International Civil Aviation Organisation (ICAO)

Dec. 5, 2022

India is among the top 50 countries with best aviation safety in the latest ICAO rankings.

About:

  • In the rankings by the ICAO, India is now at the 48th position, a "quantum leap" from the 102nd rank it had in 2018. The rankings are for 187 countries and assessments were done at different points of time.
  • Under its Universal Safety Oversight Audit Programme (USOAP) Continuous Monitoring Approach, an ICAO Coordinated Validation Mission (ICVM) was undertaken from November 9 to 16.
  • The rankings are topped by Singapore with a score of 99.69 per cent. It is followed by the UAE at the second position and the Republic of Korea is at the third place.
  • With a score of 49 per cent each, India and Georgia are at the 48th position.
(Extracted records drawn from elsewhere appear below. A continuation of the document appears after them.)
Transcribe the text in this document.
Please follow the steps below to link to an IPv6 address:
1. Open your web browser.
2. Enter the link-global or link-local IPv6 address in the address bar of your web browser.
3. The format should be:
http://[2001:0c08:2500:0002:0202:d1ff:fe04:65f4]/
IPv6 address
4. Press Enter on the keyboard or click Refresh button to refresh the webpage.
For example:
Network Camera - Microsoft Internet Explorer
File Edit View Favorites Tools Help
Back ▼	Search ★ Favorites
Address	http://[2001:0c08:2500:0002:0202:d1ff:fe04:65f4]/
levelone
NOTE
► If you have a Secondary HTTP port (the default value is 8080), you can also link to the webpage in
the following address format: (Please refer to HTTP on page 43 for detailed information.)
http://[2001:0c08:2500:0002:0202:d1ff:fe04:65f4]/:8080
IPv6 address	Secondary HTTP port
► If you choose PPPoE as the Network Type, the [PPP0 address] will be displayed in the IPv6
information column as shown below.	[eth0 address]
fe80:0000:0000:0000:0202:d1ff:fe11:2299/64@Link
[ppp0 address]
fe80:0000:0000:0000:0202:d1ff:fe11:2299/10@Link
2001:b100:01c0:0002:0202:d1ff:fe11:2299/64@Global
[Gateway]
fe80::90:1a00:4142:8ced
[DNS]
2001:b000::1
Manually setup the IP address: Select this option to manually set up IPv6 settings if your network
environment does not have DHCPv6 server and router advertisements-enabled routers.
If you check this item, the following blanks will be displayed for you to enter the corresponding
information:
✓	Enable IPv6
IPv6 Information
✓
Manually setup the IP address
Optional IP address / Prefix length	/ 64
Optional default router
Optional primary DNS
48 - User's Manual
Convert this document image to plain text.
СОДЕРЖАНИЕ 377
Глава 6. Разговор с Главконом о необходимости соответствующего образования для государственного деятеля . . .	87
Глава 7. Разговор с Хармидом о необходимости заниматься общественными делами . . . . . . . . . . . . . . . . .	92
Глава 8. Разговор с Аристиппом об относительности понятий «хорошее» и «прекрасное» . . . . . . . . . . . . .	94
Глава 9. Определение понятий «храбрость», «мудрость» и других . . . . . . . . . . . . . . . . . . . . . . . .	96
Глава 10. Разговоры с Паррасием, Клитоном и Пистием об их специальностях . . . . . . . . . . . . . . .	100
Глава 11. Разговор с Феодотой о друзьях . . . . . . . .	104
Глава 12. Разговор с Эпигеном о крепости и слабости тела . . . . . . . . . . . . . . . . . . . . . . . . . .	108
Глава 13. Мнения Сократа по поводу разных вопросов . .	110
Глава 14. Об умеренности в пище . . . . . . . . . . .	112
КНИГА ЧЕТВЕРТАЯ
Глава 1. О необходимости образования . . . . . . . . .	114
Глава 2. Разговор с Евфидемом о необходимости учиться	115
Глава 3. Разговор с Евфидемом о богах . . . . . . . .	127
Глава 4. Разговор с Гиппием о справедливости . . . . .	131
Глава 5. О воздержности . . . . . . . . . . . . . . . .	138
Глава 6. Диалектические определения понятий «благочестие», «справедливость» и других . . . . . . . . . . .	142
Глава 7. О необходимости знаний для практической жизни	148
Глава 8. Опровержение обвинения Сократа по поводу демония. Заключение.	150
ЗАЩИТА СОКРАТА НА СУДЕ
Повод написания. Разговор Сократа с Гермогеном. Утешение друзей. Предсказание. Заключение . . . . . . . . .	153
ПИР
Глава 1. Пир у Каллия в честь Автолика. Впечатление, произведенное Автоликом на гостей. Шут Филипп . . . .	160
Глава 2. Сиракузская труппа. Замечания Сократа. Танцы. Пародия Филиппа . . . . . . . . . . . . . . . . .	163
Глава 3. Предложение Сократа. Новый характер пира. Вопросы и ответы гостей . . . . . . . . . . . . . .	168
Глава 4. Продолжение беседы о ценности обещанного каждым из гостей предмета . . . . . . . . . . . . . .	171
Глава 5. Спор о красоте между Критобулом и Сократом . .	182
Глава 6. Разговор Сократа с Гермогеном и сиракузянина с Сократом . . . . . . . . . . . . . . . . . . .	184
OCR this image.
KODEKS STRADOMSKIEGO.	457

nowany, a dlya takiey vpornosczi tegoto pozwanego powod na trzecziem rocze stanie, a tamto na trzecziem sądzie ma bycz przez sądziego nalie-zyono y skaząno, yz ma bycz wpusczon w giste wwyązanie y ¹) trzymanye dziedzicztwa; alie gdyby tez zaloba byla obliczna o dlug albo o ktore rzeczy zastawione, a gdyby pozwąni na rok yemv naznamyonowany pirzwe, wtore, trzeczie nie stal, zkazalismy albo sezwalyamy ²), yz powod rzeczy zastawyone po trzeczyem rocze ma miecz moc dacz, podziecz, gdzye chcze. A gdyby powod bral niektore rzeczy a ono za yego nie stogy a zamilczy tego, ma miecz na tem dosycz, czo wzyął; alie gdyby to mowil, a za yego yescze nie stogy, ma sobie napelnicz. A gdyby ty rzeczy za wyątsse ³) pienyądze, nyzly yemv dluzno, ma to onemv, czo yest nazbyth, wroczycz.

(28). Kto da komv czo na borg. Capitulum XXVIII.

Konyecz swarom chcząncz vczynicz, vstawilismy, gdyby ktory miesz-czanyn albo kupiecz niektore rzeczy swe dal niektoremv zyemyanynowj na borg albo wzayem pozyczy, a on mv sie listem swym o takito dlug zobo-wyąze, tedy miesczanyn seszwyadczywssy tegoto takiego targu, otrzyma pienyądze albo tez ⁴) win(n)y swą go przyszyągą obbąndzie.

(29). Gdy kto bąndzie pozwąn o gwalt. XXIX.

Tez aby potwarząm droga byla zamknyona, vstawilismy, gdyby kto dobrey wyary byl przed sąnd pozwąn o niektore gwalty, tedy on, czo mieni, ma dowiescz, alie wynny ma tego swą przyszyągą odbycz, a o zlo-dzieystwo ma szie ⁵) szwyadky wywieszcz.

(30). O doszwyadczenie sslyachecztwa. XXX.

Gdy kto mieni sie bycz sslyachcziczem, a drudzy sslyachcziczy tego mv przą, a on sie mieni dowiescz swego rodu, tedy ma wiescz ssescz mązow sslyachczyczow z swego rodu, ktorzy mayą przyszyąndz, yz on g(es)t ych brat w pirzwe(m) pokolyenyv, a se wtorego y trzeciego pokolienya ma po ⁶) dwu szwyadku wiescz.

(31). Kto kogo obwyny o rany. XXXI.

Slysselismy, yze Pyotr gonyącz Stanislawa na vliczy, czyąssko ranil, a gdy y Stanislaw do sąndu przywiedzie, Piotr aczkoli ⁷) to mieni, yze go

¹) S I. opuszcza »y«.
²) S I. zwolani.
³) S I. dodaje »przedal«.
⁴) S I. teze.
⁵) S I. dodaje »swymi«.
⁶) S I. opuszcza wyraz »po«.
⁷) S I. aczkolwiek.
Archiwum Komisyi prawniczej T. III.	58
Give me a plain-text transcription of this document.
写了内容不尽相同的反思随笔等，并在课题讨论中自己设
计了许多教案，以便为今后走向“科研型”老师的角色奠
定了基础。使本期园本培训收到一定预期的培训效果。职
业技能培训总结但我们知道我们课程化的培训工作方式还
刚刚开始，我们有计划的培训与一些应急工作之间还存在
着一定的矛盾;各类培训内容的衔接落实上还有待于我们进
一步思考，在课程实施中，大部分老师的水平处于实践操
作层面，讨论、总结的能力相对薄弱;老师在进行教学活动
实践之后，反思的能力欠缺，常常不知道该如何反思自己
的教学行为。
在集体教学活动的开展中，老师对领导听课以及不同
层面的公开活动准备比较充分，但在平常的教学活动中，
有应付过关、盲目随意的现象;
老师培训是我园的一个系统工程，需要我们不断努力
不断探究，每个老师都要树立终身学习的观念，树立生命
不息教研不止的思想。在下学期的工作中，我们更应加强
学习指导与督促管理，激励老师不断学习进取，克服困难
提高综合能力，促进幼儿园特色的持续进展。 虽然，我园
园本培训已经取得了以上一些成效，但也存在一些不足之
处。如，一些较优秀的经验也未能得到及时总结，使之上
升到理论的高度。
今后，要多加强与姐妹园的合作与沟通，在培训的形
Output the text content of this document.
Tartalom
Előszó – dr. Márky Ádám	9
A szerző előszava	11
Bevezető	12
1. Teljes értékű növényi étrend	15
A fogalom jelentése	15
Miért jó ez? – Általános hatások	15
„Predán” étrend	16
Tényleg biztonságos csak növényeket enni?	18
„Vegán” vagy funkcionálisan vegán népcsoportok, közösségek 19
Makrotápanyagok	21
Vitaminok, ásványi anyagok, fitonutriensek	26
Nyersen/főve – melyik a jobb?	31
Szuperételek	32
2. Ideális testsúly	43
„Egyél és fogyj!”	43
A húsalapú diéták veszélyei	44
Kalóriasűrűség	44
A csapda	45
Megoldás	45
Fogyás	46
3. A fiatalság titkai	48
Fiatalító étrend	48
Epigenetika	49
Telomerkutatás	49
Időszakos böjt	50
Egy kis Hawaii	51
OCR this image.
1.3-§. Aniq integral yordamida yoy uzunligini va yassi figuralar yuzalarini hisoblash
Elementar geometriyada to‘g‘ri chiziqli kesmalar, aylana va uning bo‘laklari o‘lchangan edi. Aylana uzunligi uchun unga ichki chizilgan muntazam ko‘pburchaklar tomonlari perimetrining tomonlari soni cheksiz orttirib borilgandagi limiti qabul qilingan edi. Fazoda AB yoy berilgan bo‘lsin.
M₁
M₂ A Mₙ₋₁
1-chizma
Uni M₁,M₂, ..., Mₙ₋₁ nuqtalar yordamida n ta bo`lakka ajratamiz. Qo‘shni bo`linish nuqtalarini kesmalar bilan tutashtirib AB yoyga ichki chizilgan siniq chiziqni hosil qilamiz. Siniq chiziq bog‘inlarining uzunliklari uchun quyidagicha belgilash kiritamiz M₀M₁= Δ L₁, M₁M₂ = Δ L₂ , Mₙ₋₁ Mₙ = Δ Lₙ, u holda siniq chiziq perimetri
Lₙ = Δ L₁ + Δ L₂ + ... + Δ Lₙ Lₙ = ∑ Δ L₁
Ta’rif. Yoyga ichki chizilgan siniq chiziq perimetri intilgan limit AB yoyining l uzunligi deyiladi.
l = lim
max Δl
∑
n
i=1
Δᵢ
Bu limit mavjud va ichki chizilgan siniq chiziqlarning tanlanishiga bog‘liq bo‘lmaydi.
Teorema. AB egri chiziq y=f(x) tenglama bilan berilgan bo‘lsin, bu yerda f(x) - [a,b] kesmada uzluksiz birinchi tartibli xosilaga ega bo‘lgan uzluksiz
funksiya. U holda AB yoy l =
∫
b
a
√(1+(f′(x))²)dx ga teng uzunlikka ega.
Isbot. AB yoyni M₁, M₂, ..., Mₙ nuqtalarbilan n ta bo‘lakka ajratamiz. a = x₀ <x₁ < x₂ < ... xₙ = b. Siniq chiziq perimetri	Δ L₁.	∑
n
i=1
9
Neighbouring Pakistan is at the 100th spot with a score of 70.39 per cent.

What is ICAO?

  • ICAO is funded and directed by 193 national governments to support their diplomacy and cooperation in air transport as signatory states to the Chicago Convention (1944).
    • ‘Chicago Convention’ established the core principles permitting international transport by air, and led to the creation of the specialized agency which has overseen it ever since – the International Civil Aviation Organization (ICAO).
  • ICAO develops standards for global air transport and assists its 192 Member States in sharing the world’s skies to their socio-economic benefit.
  • Headquarters: Montreal, Canada
  • Functions:
    • to maintain an administrative and expert bureaucracy (the ICAO Secretariat) supporting diplomatic interactions
    • to research new air transport policy and standardization innovations as directed and endorsed by governments through the ICAO Assembly, or by the ICAO Council which the assembly elects.
    • conducts educational outreach, develops coalitions, and conducts auditing, training, and capacity building activities worldwide per the needs and priorities governments identify and formalize.
  • Once governments achieve diplomatic consensus around a new standard’s scope and details, it is then adopted by those same 193 countries in order to bring worldwide alignment to their national regulations, helping to realize safe, secure and sustainable air operations on a truly global basis.